Still, honour is a masculine preoccupation, which is odd because the interest in morality is universal. Moreover, honour is a mainstay of tribal societies as opposed to those ruled by law. A society that can’t afford the governmental institutions to guarantee a monopoly on the use of force within its borders relies on a code of honour so that its members don’t descend into anarchy when an opportunity arises to take advantage of each other. Desert tribespeople, for example, feel honour-bound to shelter travellers, and lords of medieval Europe would back up their word by pledging their estates “on their honour.” These prescriptions, that strangers in need should be assisted and that oaths should be kept are implicit rather than codified, because there’s no institution that could enforce such prescriptions in pre-industrialized societies. Honour works by an appeal to prestige that depends on how the rest of a population feels about each of its members. If you have honour, you enjoy society’s goodwill towards you, if not necessarily any protection by an all-powerful government. If you’ve committed some dishonor and your shameful act is discovered, you’ll be shunned, at a minimum, rather than automatically punished in some regulated fashion.

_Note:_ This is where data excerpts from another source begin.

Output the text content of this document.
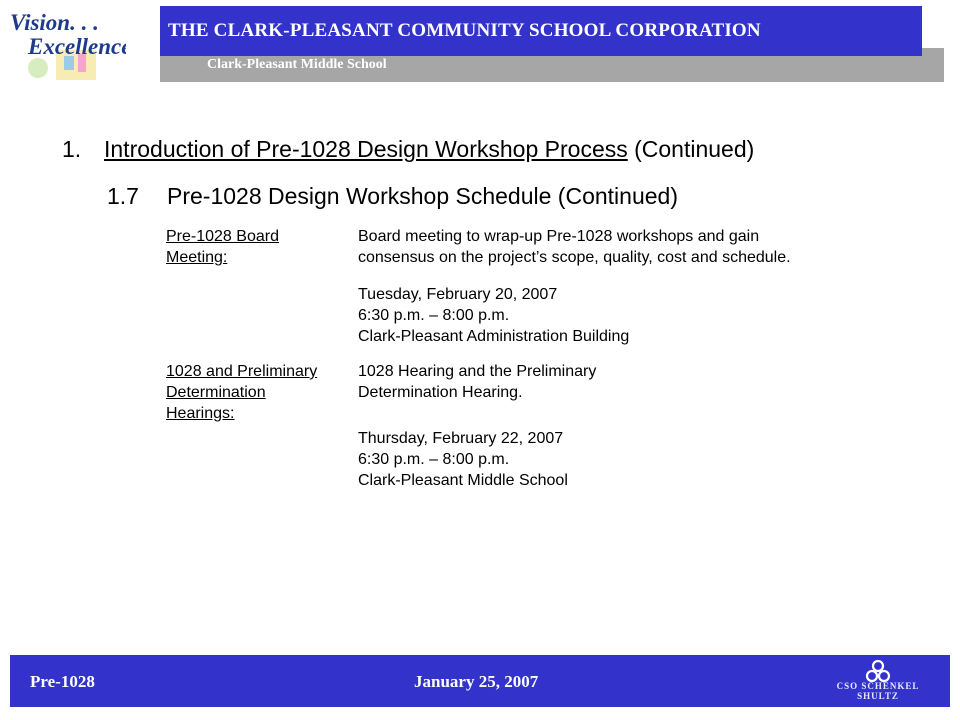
Vision. . .
Excellence
Clark-Pleasant Middle School
THE CLARK-PLEASANT COMMUNITY SCHOOL CORPORATION
1. Introduction of Pre-1028 Design Workshop Process (Continued)
1.7 Pre-1028 Design Workshop Schedule (Continued)
Pre-1028 Board
Meeting:
Board meeting to wrap-up Pre-1028 workshops and gain
consensus on the project’s scope, quality, cost and schedule.
Tuesday, February 20, 2007
6:30 p.m. – 8:00 p.m.
Clark-Pleasant Administration Building
1028 and Preliminary
Determination
Hearings:
1028 Hearing and the Preliminary
Determination Hearing.
Thursday, February 22, 2007
6:30 p.m. – 8:00 p.m.
Clark-Pleasant Middle School
Pre-1028	January 25, 2007	CSO SCHENKEL SHULTZ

I’d submit, then, that honour arose prehistorically as a modification of the power dynamics that stabilize groups of social animals. Alpha wolves are more respected than betas in their packs, but that respect is little more than fear, because wolves lack the self-control to be interested in questions of what they should do as opposed to what they must do. Human societies are still defined by their dominance hierarchies, and there’s a sense of “honour” that captures the animalistic origin of this only-slightly-more-sophisticated form of social interaction. After all, honour can apply to rank rather than merit, so that an unscrupulous aristocrat, for example, can have more honour than a Christ-like peasant, because the aristocrat has access to more privileges in his society. The “respect” shown to such a high-ranking individual is akin to both fear and jealousy, whereas that shown on moral grounds is a kind of awe that something as virtually unnatural as morality could break into dismal nature. When the morally-compromised masses bow before a monk who always obeys a stringent moral code rather than succumbing to the natural course forced on creatures that lack autonomy, their reverence indicates that they recognize that the monk stands apart from nature and has even miraculously reversed its flow, like Moses parting the Red Sea.

In any case, the hypothesis is that moral hierarchies function like dominance ones or crude, power-based pecking orders, in that they stabilize a social group by dividing it into classes whose members feel obligated to maintain their place rather than upset the social order. When animals first became people, they acquired self-control through language, reason, introversion (self-reflection), curiosity, and creativity, and so they sought to set themselves apart from the “lower” animals, by making their societies meritorious rather than necessary or naturally compelled. Beta animals rally to their alphas for protection from the elements, and fear of the alpha’s wrath is the mechanism that solidifies their social arrangement. Again, human groups are still largely shaped by the same mechanism, but we’ve supplemented it with another hierarchy befitting our freedom and the emergent choice we face, of what we ought to do now that we needn’t necessarily do anything (because we have sufficient control over our actions). In the interim between animalistic dominance hierarchies and lawful civilizations, we used morality and the mechanisms of ostracism and fame to maintain a social order.